Paper Review: IR and Compiler

Compilers are hot in this area, in this post I’ll review three representative papers that using compilers/IR to simplify and accelerate the system. In this review, I’ll focus on the story, i.e. the problem they tried to solve, rather than the tech details they employed to tune the performance. The goal of this review is to better understand the role of compilers/IR in data intensive systems.

TVM: An Automated End-to-End Optimizing Compiler for Deep Learning

TVM is a huge system with multiple essential components. It originally aims to solve one problem: to deploy deep learning models everywhere – from raspberry pis to data centers. Starting from this goal, they proposed a compiler that compiles the graph representation of the model into executable code on target platform.

Having the compiler, they realized the underlying hardware property can significantly change the optimization decisions. For example, the cache size can fundamentally change the loop size and memory access pattern: matrix multiplication should have smaller tile size on low-end devices than that on server chips. Tuning for cache line size is just the beginning of the more complex situation: different hardware backend expose different instructions/intrinsics/memory properties etc, the engineers are faced with tremendous tunable runtime knobs, and it purely depends on one’s prior experience to exploit the hardware resources. To solve the problem, they proposed a machine learning based program optimizer, which generates optimized the program for new operator workloads and hardware. The machine learning model can find the best parameter combination based on the hardware backend.

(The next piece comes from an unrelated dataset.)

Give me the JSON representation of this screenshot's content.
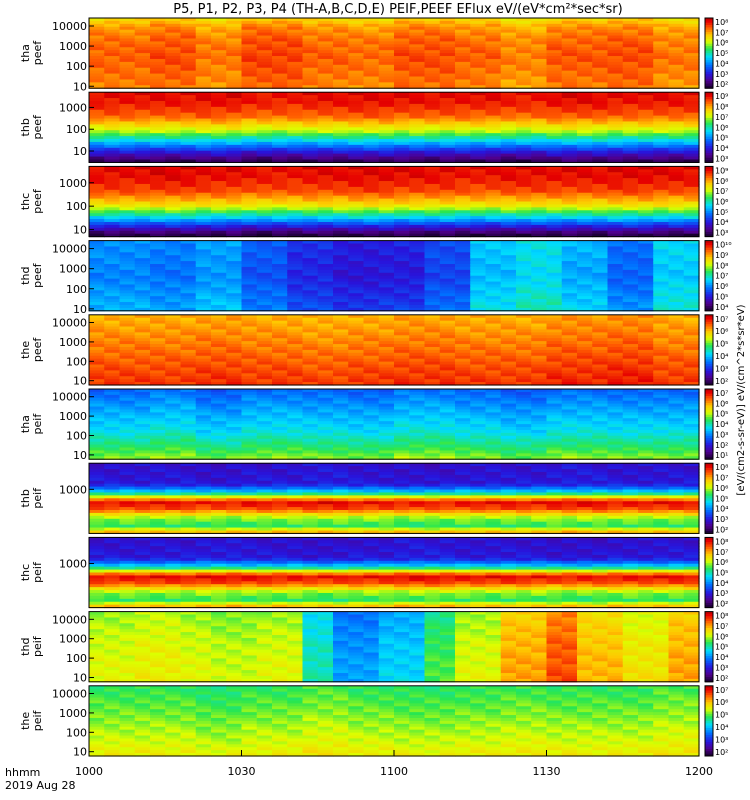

To summarize, in order to generate efficient program for different hardware, TVM proposed a hardware-aware compiler which optimize the graph representation based on the hardware property.

Weld: Rethinking the Interface Between Data-Intensive Libraries

We move/materialize data across function calls, which is believed to be a major overhead in data processing pipelines. A common hand-wired optimization technique is operator-fusion, where we combine operations in multiple loops into multiple operations in single loop. While we can improve the performance in this way, it requires non-trivial amount of rewriting and can be counter intuitive. What’s more, it’s not possible to fuse operations that across multiple libraries – a common data processing pattern.

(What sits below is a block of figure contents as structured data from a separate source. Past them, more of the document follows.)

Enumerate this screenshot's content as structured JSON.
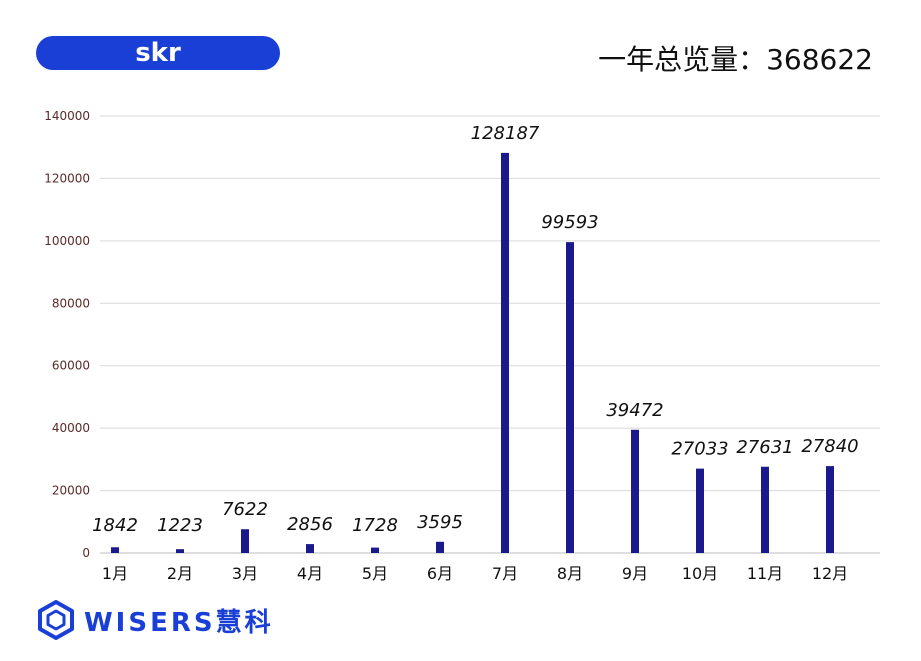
{
  "header": {
    "title": "skr",
    "total_label": "一年总览量：368622"
  },
  "logo": {
    "icon": "hexagon-logo-icon",
    "text": "WISERS慧科"
  },
  "colors": {
    "accent": "#1a3fd6",
    "bar": "#1a1a8c",
    "grid": "#d9d9d9"
  },
  "chart_data": {
    "type": "bar",
    "categories": [
      "1月",
      "2月",
      "3月",
      "4月",
      "5月",
      "6月",
      "7月",
      "8月",
      "9月",
      "10月",
      "11月",
      "12月"
    ],
    "values": [
      1842,
      1223,
      7622,
      2856,
      1728,
      3595,
      128187,
      99593,
      39472,
      27033,
      27631,
      27840
    ],
    "data_labels": [
      "1842",
      "1223",
      "7622",
      "2856",
      "1728",
      "3595",
      "128187",
      "99593",
      "39472",
      "27033",
      "27631",
      "27840"
    ],
    "yticks": [
      0,
      20000,
      40000,
      60000,
      80000,
      100000,
      120000,
      140000
    ],
    "ytick_labels": [
      "0",
      "20000",
      "40000",
      "60000",
      "80000",
      "100000",
      "120000",
      "140000"
    ],
    "ylim": [
      0,
      140000
    ],
    "grid": true,
    "legend": false,
    "xlabel": "",
    "ylabel": ""
  }
}
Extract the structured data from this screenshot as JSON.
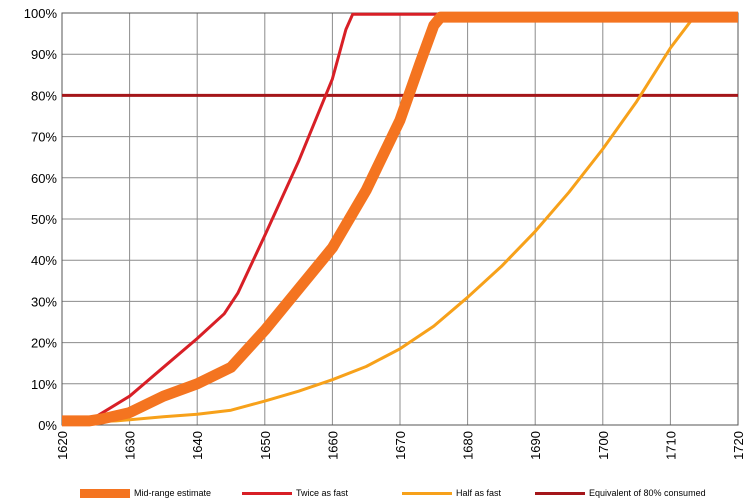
{
  "chart_data": {
    "type": "line",
    "x_range": [
      1620,
      1720
    ],
    "y_range": [
      0,
      100
    ],
    "x_ticks": [
      1620,
      1630,
      1640,
      1650,
      1660,
      1670,
      1680,
      1690,
      1700,
      1710,
      1720
    ],
    "y_ticks": [
      0,
      10,
      20,
      30,
      40,
      50,
      60,
      70,
      80,
      90,
      100
    ],
    "y_tick_labels": [
      "0%",
      "10%",
      "20%",
      "30%",
      "40%",
      "50%",
      "60%",
      "70%",
      "80%",
      "90%",
      "100%"
    ],
    "grid": true,
    "legend_position": "bottom",
    "series": [
      {
        "name": "Mid-range estimate",
        "color": "#f47420",
        "style": "thick",
        "x": [
          1620,
          1624,
          1626,
          1630,
          1635,
          1640,
          1645,
          1650,
          1655,
          1660,
          1665,
          1670,
          1673,
          1675,
          1676,
          1700,
          1720
        ],
        "y": [
          1,
          1,
          1.5,
          3,
          7,
          10,
          14,
          23,
          33,
          43,
          57,
          74,
          88,
          97,
          99,
          99,
          99
        ]
      },
      {
        "name": "Twice as fast",
        "color": "#d81f26",
        "style": "medium",
        "x": [
          1620,
          1623,
          1625,
          1630,
          1635,
          1640,
          1644,
          1646,
          1650,
          1655,
          1660,
          1662,
          1663,
          1664,
          1720
        ],
        "y": [
          1,
          1,
          2,
          7,
          14,
          21,
          27,
          32,
          46,
          64,
          84,
          96,
          99.7,
          99.7,
          99.7
        ]
      },
      {
        "name": "Half as fast",
        "color": "#f7a11a",
        "style": "medium",
        "x": [
          1620,
          1628,
          1635,
          1640,
          1645,
          1650,
          1655,
          1660,
          1665,
          1670,
          1675,
          1680,
          1685,
          1690,
          1695,
          1700,
          1705,
          1710,
          1713,
          1714,
          1720
        ],
        "y": [
          0.5,
          1,
          2,
          2.6,
          3.6,
          5.8,
          8.2,
          11,
          14.2,
          18.5,
          24,
          31,
          38.5,
          47,
          56.5,
          67,
          78.5,
          91.5,
          98,
          99.5,
          99.5
        ]
      },
      {
        "name": "Equivalent of 80% consumed",
        "color": "#a4161a",
        "style": "medium",
        "x": [
          1620,
          1720
        ],
        "y": [
          80,
          80
        ]
      }
    ]
  }
}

Weld proposed an uniform intermediate representation for common data intensive libraries, claiming that as long as all these libraries are re-written in Weld, we can eventually benefits from the cross library optimization and lazy-evaluation. Instead of eager evaluation and materialize the results in memory, Weld allows the operations (map, reduce etc.) to generates intermediate representations. Weld will then combine these IR (intermediate representations) which enables more opportunities for cross library optimization.

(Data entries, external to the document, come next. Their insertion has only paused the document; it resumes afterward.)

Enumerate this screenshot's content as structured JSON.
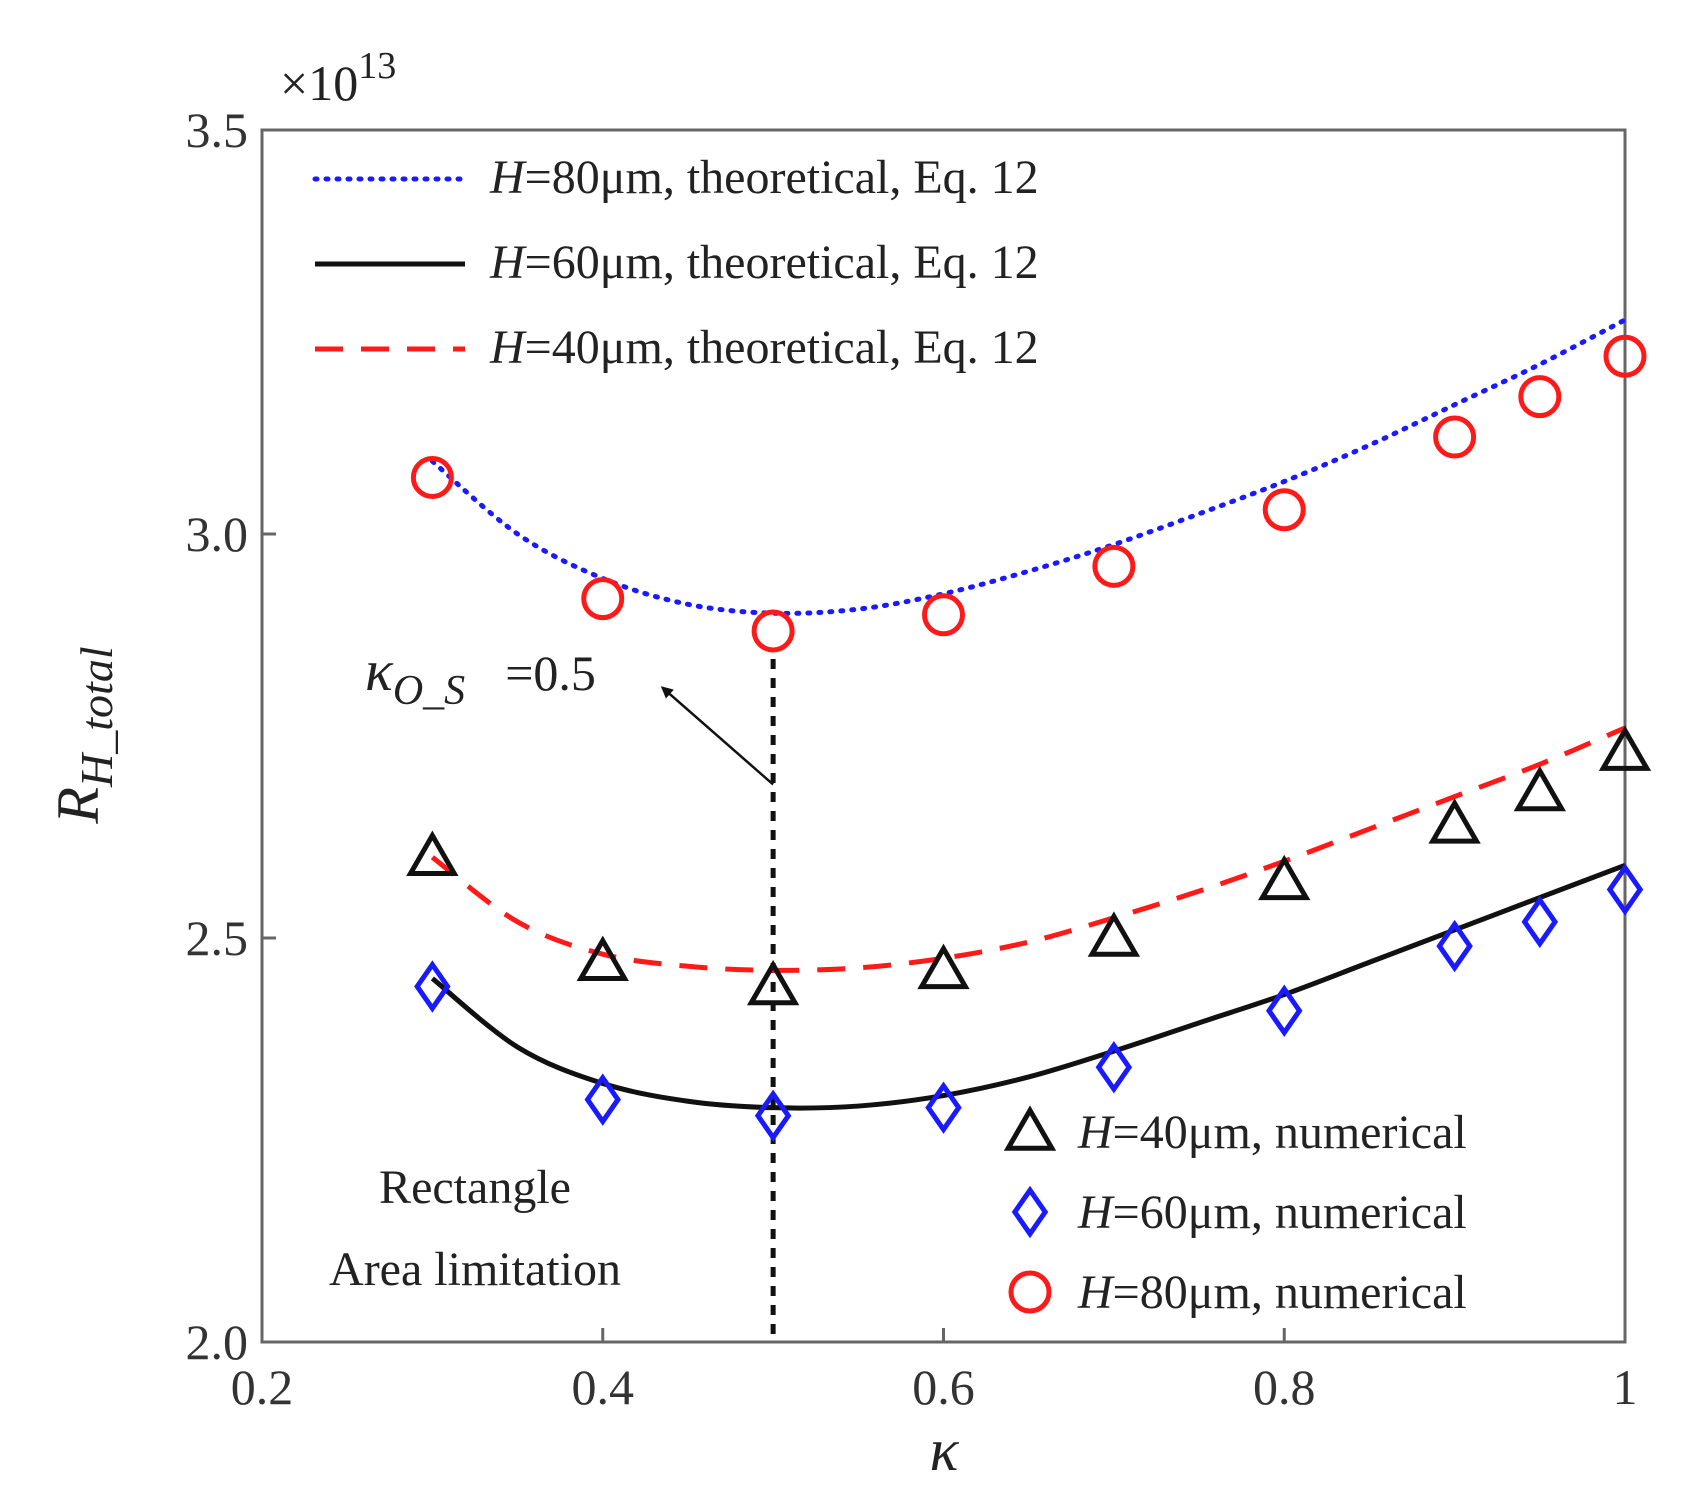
{
  "chart_data": {
    "type": "line",
    "xlabel": "κ",
    "ylabel": {
      "main": "R",
      "sub": "H_total"
    },
    "y_multiplier": {
      "base": "×10",
      "exponent": "13"
    },
    "xlim": [
      0.2,
      1.0
    ],
    "ylim": [
      2.0,
      3.5
    ],
    "xticks": [
      {
        "value": 0.2,
        "label": "0.2"
      },
      {
        "value": 0.4,
        "label": "0.4"
      },
      {
        "value": 0.6,
        "label": "0.6"
      },
      {
        "value": 0.8,
        "label": "0.8"
      },
      {
        "value": 1.0,
        "label": "1"
      }
    ],
    "yticks": [
      {
        "value": 2.0,
        "label": "2.0"
      },
      {
        "value": 2.5,
        "label": "2.5"
      },
      {
        "value": 3.0,
        "label": "3.0"
      },
      {
        "value": 3.5,
        "label": "3.5"
      }
    ],
    "grid": false,
    "legend_top_placement": "top-left",
    "legend_bottom_placement": "bottom-right",
    "theoretical": [
      {
        "name_italic": "H",
        "name_rest": "=80μm, theoretical, Eq. 12",
        "color": "#1a1aff",
        "style": "dotted",
        "x": [
          0.3,
          0.35,
          0.4,
          0.45,
          0.5,
          0.55,
          0.6,
          0.65,
          0.7,
          0.75,
          0.8,
          0.85,
          0.9,
          0.95,
          1.0
        ],
        "y": [
          3.09,
          3.0,
          2.945,
          2.913,
          2.902,
          2.907,
          2.926,
          2.954,
          2.987,
          3.025,
          3.065,
          3.11,
          3.16,
          3.21,
          3.265
        ]
      },
      {
        "name_italic": "H",
        "name_rest": "=60μm, theoretical, Eq. 12",
        "color": "#111111",
        "style": "solid",
        "x": [
          0.3,
          0.35,
          0.4,
          0.45,
          0.5,
          0.55,
          0.6,
          0.65,
          0.7,
          0.75,
          0.8,
          0.85,
          0.9,
          0.95,
          1.0
        ],
        "y": [
          2.45,
          2.365,
          2.32,
          2.298,
          2.29,
          2.292,
          2.305,
          2.328,
          2.36,
          2.395,
          2.43,
          2.47,
          2.51,
          2.55,
          2.59
        ]
      },
      {
        "name_italic": "H",
        "name_rest": "=40μm, theoretical, Eq. 12",
        "color": "#ff1a1a",
        "style": "dashed",
        "x": [
          0.3,
          0.35,
          0.4,
          0.45,
          0.5,
          0.55,
          0.6,
          0.65,
          0.7,
          0.75,
          0.8,
          0.85,
          0.9,
          0.95,
          1.0
        ],
        "y": [
          2.6,
          2.52,
          2.48,
          2.465,
          2.46,
          2.463,
          2.475,
          2.495,
          2.525,
          2.558,
          2.595,
          2.635,
          2.675,
          2.715,
          2.76
        ]
      }
    ],
    "numerical": [
      {
        "name_italic": "H",
        "name_rest": "=40μm, numerical",
        "marker": "triangle",
        "color": "#111111",
        "x": [
          0.3,
          0.4,
          0.5,
          0.6,
          0.7,
          0.8,
          0.9,
          0.95,
          1.0
        ],
        "y": [
          2.6,
          2.47,
          2.44,
          2.46,
          2.5,
          2.57,
          2.64,
          2.68,
          2.73
        ]
      },
      {
        "name_italic": "H",
        "name_rest": "=60μm, numerical",
        "marker": "diamond",
        "color": "#1a1aff",
        "x": [
          0.3,
          0.4,
          0.5,
          0.6,
          0.7,
          0.8,
          0.9,
          0.95,
          1.0
        ],
        "y": [
          2.44,
          2.3,
          2.28,
          2.29,
          2.34,
          2.41,
          2.49,
          2.52,
          2.56
        ]
      },
      {
        "name_italic": "H",
        "name_rest": "=80μm, numerical",
        "marker": "circle",
        "color": "#ff1a1a",
        "x": [
          0.3,
          0.4,
          0.5,
          0.6,
          0.7,
          0.8,
          0.9,
          0.95,
          1.0
        ],
        "y": [
          3.07,
          2.92,
          2.88,
          2.9,
          2.96,
          3.03,
          3.12,
          3.17,
          3.22
        ]
      }
    ],
    "vline": {
      "x": 0.5,
      "color": "#111111",
      "style": "dotted"
    },
    "annotations": {
      "kappa_label": {
        "symbol": "κ",
        "subscript": "O_S",
        "value": "=0.5"
      },
      "arrow": {
        "from": [
          0.5,
          2.69
        ],
        "to": [
          0.435,
          2.81
        ]
      },
      "region_text": [
        "Rectangle",
        "Area limitation"
      ]
    }
  }
}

Lazy evaluation and cross library optimization are not new (LLVM has linking time optimization which does similar jobs), Weld for the first time achieved these goals using an IR solution.

GraphIt: A High-Performance Graph DSL

The problem is somewhat close to TVM’s, where various runtime parameters can impact the system performance, and it’s not always feasible to tune the system. Instead of using the machine learning based techniques, GraphIt decoupled the algorithm and scheduling, which enables the opportunities for auto tuning without changing the runtime behaviors.

GraphIt separates what is computed (algorithm) from how it is computed (schedule). Experienced programmers can write complex and efficient programs by leveraging their expertise to tune the scheduling. For example, matrix multiplication algorithm is simple, but different implementation can dramatically change the locality and parallelism. These involved implementation increased the performance but decoupled the algorithm with the scheduling. GraphIt enables programmers to express their algorithm in simple and intuitive ways, but still allows advanced programmers to optimize their program using scheduling language.

By splitting the algorithm and schedule, GraphIt allows programmers to easily experiment different optimizing tradeoffs and enables future auto-tuning.

Xiangpeng Hao 2020